Avant l’avènement de l’arme nucléaire, le général Beaufre parlait déjà de la « Paix-Guerre » (2) pour traduire cet état de rivalité stratégique sous le seuil de la guerre. La dissuasion nucléaire borne l’affrontement par le haut et évite l’escalade. L’adversaire est alors incité à la contourner par une stratégie indirecte dont la guerre hybride est un pilier. Éternel lieu de confrontation (3), la mer verra ainsi des acteurs dopés par la prolifération technologique (4) exploiter l’ensemble de la « table de mixage » de la guerre hybride, combinaisons volontairement ambiguës de modes d’actions directs et indirects, militaires ou non, coordonnées dans une manœuvre interministérielle et interarmées, multi-milieux et multi-champs (M2MC), légaux ou non, et souvent difficilement attribuables, pour servir leurs intérêts particuliers. Les activités chinoises dans la Mer de Chine méridionale (MDCM), les actions iraniennes dans le golfe Persique, les débordements de puissance turcs en Méditerranée orientale et les derniers incidents en mer Baltique présentent les caractéristiques d’une guerre hybride maritime.
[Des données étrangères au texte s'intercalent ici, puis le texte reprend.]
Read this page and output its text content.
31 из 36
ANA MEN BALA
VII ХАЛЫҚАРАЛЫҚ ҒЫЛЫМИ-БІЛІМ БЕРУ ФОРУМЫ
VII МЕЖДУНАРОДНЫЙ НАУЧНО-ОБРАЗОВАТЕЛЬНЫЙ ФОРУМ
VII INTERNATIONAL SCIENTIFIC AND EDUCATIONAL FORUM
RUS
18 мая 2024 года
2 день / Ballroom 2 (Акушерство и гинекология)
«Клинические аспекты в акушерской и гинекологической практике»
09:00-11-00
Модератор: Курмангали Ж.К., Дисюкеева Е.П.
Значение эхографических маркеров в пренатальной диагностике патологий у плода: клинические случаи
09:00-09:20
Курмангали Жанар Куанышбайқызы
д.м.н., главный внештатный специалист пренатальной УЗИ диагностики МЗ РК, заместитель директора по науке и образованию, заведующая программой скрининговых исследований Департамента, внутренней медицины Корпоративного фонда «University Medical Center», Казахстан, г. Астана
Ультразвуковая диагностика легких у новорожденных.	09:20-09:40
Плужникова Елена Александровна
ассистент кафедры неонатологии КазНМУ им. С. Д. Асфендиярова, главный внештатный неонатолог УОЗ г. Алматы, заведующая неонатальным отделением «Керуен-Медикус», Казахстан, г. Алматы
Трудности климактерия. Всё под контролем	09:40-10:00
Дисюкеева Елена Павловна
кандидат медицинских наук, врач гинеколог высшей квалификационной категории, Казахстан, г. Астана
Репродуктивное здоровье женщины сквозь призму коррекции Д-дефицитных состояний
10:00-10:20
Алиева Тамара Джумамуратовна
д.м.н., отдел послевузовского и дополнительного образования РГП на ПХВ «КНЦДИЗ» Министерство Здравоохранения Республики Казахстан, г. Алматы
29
Il est temps pour la France, la Marine nationale en particulier, de réfléchir à ces scénarios et à la manière de les contrer en éveillant une créativité patinée de réalisme pour développer des réponses qui soient aussi performantes que robustes. L’hybridation de la menace en mer conduit à réconcilier une marine mahanienne (5), orientée vers l’affrontement décisif, avec celle proposée par la Jeune École (6) en comptant sur la mise en réseau des unités.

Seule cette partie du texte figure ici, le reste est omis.